In this Very Short Introduction Robert Segal introduces the array of approaches used to understand the study of myth. These approaches hail from disciplines as varied as anthropology, sociology, psychology, literary criticism, philosophy, science, and religious studies. Including ideas from theorists as varied as Sigmund Freud, Claude Levi-Strauss, Albert Camus, and Roland Barthes, Segal uses the famous ancient myth of Adonis to analyse their individual approaches and theories.
In this new edition, he not only considers the future study of myth, but also considers the interactions of myth theory with cognitive science, the implications of the myth of Gaia, and the differences between story-telling and myth.

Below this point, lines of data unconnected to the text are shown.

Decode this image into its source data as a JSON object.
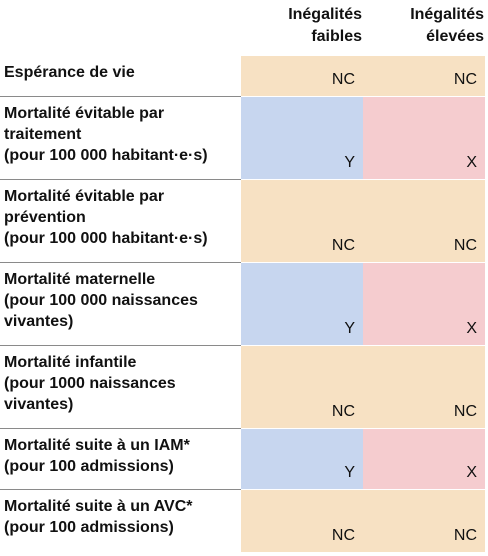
{
  "columns": {
    "low": "Inégalités\nfaibles",
    "high": "Inégalités\nélevées"
  },
  "rows": [
    {
      "label": "Espérance de vie",
      "low": "NC",
      "high": "NC",
      "low_status": "neutral",
      "high_status": "neutral"
    },
    {
      "label": "Mortalité évitable par\ntraitement\n(pour 100 000 habitant·e·s)",
      "low": "Y",
      "high": "X",
      "low_status": "low",
      "high_status": "high"
    },
    {
      "label": "Mortalité évitable par\nprévention\n(pour 100 000 habitant·e·s)",
      "low": "NC",
      "high": "NC",
      "low_status": "neutral",
      "high_status": "neutral"
    },
    {
      "label": "Mortalité maternelle\n(pour 100 000 naissances\nvivantes)",
      "low": "Y",
      "high": "X",
      "low_status": "low",
      "high_status": "high"
    },
    {
      "label": "Mortalité infantile\n(pour 1000 naissances\nvivantes)",
      "low": "NC",
      "high": "NC",
      "low_status": "neutral",
      "high_status": "neutral"
    },
    {
      "label": "Mortalité suite à un IAM*\n(pour 100 admissions)",
      "low": "Y",
      "high": "X",
      "low_status": "low",
      "high_status": "high"
    },
    {
      "label": "Mortalité suite à un AVC*\n(pour 100 admissions)",
      "low": "NC",
      "high": "NC",
      "low_status": "neutral",
      "high_status": "neutral"
    }
  ],
  "colors": {
    "neutral": "#f7e1c3",
    "low": "#c7d6ef",
    "high": "#f5cccf",
    "divider": "#8a8a8a"
  }
}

ABOUT THE SERIES: The Very Short Introductions series from Oxford University Press contains hundreds of titles in almost every subject area. These pocket-sized books are the perfect way to get ahead in a new subject quickly. Our expert authors combine facts, analysis, perspective, new ideas, and enthusiasm to make interesting and challenging topics highly readable.

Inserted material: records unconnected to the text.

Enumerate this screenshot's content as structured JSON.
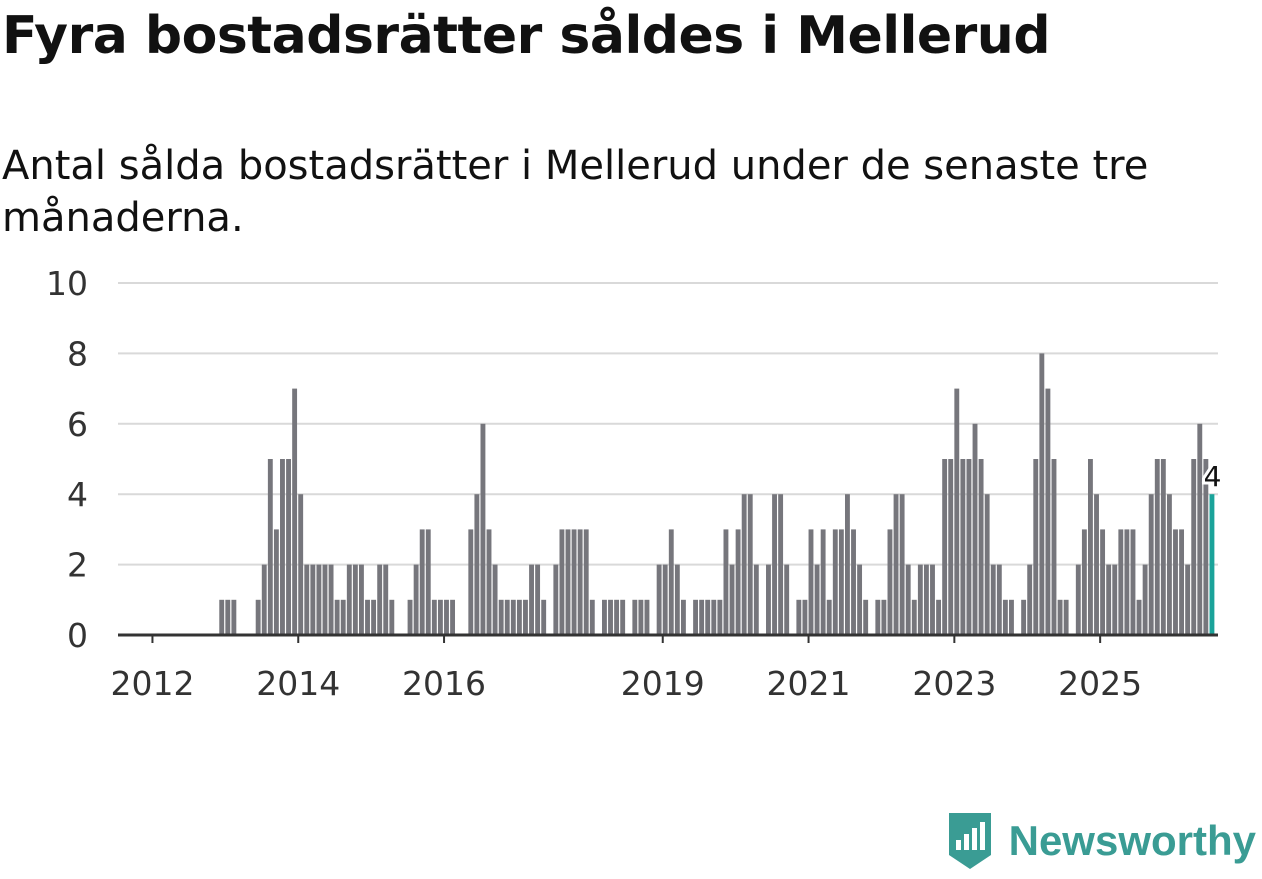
{
  "header": {
    "title": "Fyra bostadsrätter såldes i Mellerud",
    "subtitle": "Antal sålda bostadsrätter i Mellerud under de senaste tre månaderna."
  },
  "brand": {
    "name": "Newsworthy",
    "color": "#3a9c94"
  },
  "colors": {
    "bar": "#76767c",
    "highlight": "#1aa39a",
    "grid": "#d9d9d9",
    "axis": "#333333"
  },
  "chart_data": {
    "type": "bar",
    "title": "Fyra bostadsrätter såldes i Mellerud",
    "subtitle": "Antal sålda bostadsrätter i Mellerud under de senaste tre månaderna.",
    "xlabel": "",
    "ylabel": "",
    "ylim": [
      0,
      10
    ],
    "yticks": [
      0,
      2,
      4,
      6,
      8,
      10
    ],
    "grid": true,
    "x_start": "2011-07",
    "frequency": "monthly",
    "xticks": [
      {
        "label": "2012",
        "year": 2012
      },
      {
        "label": "2014",
        "year": 2014
      },
      {
        "label": "2016",
        "year": 2016
      },
      {
        "label": "2019",
        "year": 2019
      },
      {
        "label": "2021",
        "year": 2021
      },
      {
        "label": "2023",
        "year": 2023
      },
      {
        "label": "2025",
        "year": 2025
      }
    ],
    "values": [
      0,
      0,
      0,
      0,
      0,
      0,
      0,
      0,
      0,
      0,
      0,
      0,
      0,
      0,
      0,
      0,
      0,
      1,
      1,
      1,
      0,
      0,
      0,
      1,
      2,
      5,
      3,
      5,
      5,
      7,
      4,
      2,
      2,
      2,
      2,
      2,
      1,
      1,
      2,
      2,
      2,
      1,
      1,
      2,
      2,
      1,
      0,
      0,
      1,
      2,
      3,
      3,
      1,
      1,
      1,
      1,
      0,
      0,
      3,
      4,
      6,
      3,
      2,
      1,
      1,
      1,
      1,
      1,
      2,
      2,
      1,
      0,
      2,
      3,
      3,
      3,
      3,
      3,
      1,
      0,
      1,
      1,
      1,
      1,
      0,
      1,
      1,
      1,
      0,
      2,
      2,
      3,
      2,
      1,
      0,
      1,
      1,
      1,
      1,
      1,
      3,
      2,
      3,
      4,
      4,
      2,
      0,
      2,
      4,
      4,
      2,
      0,
      1,
      1,
      3,
      2,
      3,
      1,
      3,
      3,
      4,
      3,
      2,
      1,
      0,
      1,
      1,
      3,
      4,
      4,
      2,
      1,
      2,
      2,
      2,
      1,
      5,
      5,
      7,
      5,
      5,
      6,
      5,
      4,
      2,
      2,
      1,
      1,
      0,
      1,
      2,
      5,
      8,
      7,
      5,
      1,
      1,
      0,
      2,
      3,
      5,
      4,
      3,
      2,
      2,
      3,
      3,
      3,
      1,
      2,
      4,
      5,
      5,
      4,
      3,
      3,
      2,
      5,
      6,
      5,
      4
    ],
    "highlight_last": true,
    "annotations": [
      {
        "label": "4",
        "value": 4,
        "target": "last"
      }
    ]
  }
}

Robert Segal, Sixth Century Chair in Religious Studies, University of Aberdeen
Robert A. Segal was born, raised, and educated in the United States. He received his PhD in religion from Princeton University. He taught in the US for many years at Reed College, Stanford University, the University of Pittsburgh, and Tulane University before relocating to the UK in fall 1994. He taught at Lancaster University, before moving in 2006 to the University of Aberdeen, where he is Sixth Century Chair in Religious Studies. He teaches and writes on theories of myth and on theories of religion. Among the books he has written or edited are Joseph Campbell (1987, 1990) The GnosticJung (1992), Jung on Mythology (1998), The Myth and Ritual Theory (1998), Theorizing about Myth (1999), The Blackwell Companion to the Study of Religion (2006), and 30-Second Mythology (2012). He is currently editing the Oxford Handbook of Myth Theory.